Diagnosis for Mycoplasma pneumoniae usually relies on serological tests. PCR technology has some advantages but also limitations. The optimal selection for these tests still needs discussion. This paper reviews the overall diagnostic accuracy of PCR versus serological assays for diagnosis of M. pneumoniae infections and to identify factors associated with heterogeneity of results.


MEDLINE and Embase databases were searched. Articles meeting the selection criteria were retrieved for data collection and analysis. Studies were assessed for methodological quality using QUADAS. Hierarchial summary receiver operating characteristic (HSROC) model was used to estimate summary ROC curve.
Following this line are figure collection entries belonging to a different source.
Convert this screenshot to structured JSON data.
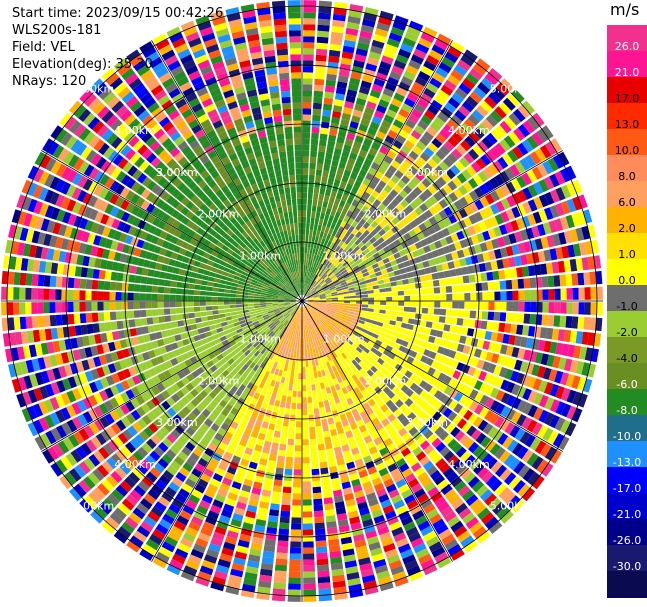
{
  "header": {
    "start_time": "Start time: 2023/09/15 00:42:26",
    "instrument": "WLS200s-181",
    "field": "Field: VEL",
    "elevation": "Elevation(deg): 35.30",
    "nrays": "NRays: 120"
  },
  "ppi": {
    "range_rings": [
      "1.00km",
      "2.00km",
      "3.00km",
      "4.00km",
      "5.00km"
    ],
    "num_rays": 120,
    "max_range_km": 5.1
  },
  "colorbar": {
    "unit": "m/s",
    "ticks": [
      "26.0",
      "21.0",
      "17.0",
      "13.0",
      "10.0",
      "8.0",
      "6.0",
      "2.0",
      "1.0",
      "0.0",
      "-1.0",
      "-2.0",
      "-4.0",
      "-6.0",
      "-8.0",
      "-10.0",
      "-13.0",
      "-17.0",
      "-21.0",
      "-26.0",
      "-30.0"
    ],
    "colors": [
      "#f2318e",
      "#ff1493",
      "#e80000",
      "#ff2a00",
      "#ff5a14",
      "#ff8c5a",
      "#ffa060",
      "#ffb300",
      "#ffe000",
      "#ffff00",
      "#6e6e6e",
      "#9acd32",
      "#7a9a28",
      "#6b8e23",
      "#228b22",
      "#1e6e8c",
      "#1e90ff",
      "#0000ff",
      "#0000cd",
      "#00008b",
      "#191970",
      "#0a0a50"
    ]
  }
}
Initial meta-analysis showed a summary estimate of sensitivity (SEN) 0.62 (95% CI, 0.45-0.76), and specificity (SPE) 0.96 (95% CI, 0.93-0.98). Subgroup analyses were performed to identify factors associated with heterogeneity. For different gene targets, reference standards, subjects (children or adults) and different PCR types, these aspects can generate results of heterogeneity. The 16s rDNA target and adult subjects and real-time PCR may have better test results for PCR.


Commercial PCR tests generated consistent results with high specificity but a lower and more variable sensitivity. The findings suggest commercial PCR tests having superiorities in diagnosing M. pneumoniae infections but still cannot replace serology. PCR plus serology could be good screening tests for reliable and accurate diagnosis of M. pneumoniae.